Nearest Costco, Monument or Satellite is a networked sculpture that accurately points to the nearest Costco, monument or orbiting GPS satellite(s). As an artwork it explores how we form our sense of of place in the contemporary environment. In practice, fourteen networked pointer sculptures are directed by a central control unit to accurately point out the nearest Costco, local monument, or individual orbiting GPS satellites.
Drawing from ideas in psychogeography, locative technologies and the human sense of location, the work consists of networked electronic pointing devices built into individual flight cases. Each case contains the electronics required to control a pointer arrow held above the case by a telescoping antenna. At its literal base, the cases contain and represent the rational, networked, technologized information available on place and direction. From this base, the antennas extend this information up into a swaying field of poetic movements, governed by materiality more than information.

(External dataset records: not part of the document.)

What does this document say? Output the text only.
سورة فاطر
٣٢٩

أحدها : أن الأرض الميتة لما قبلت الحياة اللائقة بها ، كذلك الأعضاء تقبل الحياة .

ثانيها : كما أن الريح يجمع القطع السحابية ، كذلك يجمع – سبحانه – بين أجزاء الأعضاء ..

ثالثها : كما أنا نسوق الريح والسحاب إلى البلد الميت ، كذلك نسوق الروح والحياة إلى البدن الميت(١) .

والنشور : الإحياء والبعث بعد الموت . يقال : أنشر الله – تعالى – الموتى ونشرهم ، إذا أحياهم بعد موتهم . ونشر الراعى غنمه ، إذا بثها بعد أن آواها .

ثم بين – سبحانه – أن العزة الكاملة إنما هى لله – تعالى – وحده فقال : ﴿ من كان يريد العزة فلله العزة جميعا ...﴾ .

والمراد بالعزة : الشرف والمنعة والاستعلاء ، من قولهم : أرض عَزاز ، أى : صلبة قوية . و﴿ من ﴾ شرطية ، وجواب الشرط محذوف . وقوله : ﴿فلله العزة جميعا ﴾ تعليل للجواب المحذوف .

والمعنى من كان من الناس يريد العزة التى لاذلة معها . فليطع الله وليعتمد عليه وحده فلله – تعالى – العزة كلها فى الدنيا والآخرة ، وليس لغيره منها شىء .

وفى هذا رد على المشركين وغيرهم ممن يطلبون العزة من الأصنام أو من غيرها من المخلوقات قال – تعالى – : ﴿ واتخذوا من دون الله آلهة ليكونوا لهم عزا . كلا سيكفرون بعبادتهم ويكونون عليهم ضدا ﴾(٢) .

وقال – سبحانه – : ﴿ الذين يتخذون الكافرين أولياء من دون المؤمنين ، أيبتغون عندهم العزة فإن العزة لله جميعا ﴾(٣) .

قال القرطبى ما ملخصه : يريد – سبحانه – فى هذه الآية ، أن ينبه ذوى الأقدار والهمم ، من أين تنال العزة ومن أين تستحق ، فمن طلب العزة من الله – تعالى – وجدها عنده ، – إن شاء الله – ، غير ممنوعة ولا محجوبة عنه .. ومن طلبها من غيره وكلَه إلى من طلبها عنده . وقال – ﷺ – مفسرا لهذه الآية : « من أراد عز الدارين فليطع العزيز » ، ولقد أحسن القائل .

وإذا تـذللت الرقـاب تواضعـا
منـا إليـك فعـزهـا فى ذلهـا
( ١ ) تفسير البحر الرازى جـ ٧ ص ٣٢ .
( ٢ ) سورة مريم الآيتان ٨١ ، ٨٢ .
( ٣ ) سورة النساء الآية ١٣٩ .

The algorithm of the work is structured so that the movement of the arrow in the air space above the cases creates a precise but poetic performance of the human sense of direction. Mirrored within these movements are familiar human actions: seeking, moving with certainty and uncertainty, the sense of being lost and of locating oneself in a larger landscape. It is a system that represents the dichotomy of the human sense of place. Together, these components form a sculptural allegory for the ways in which we develop and manifest our sense of location.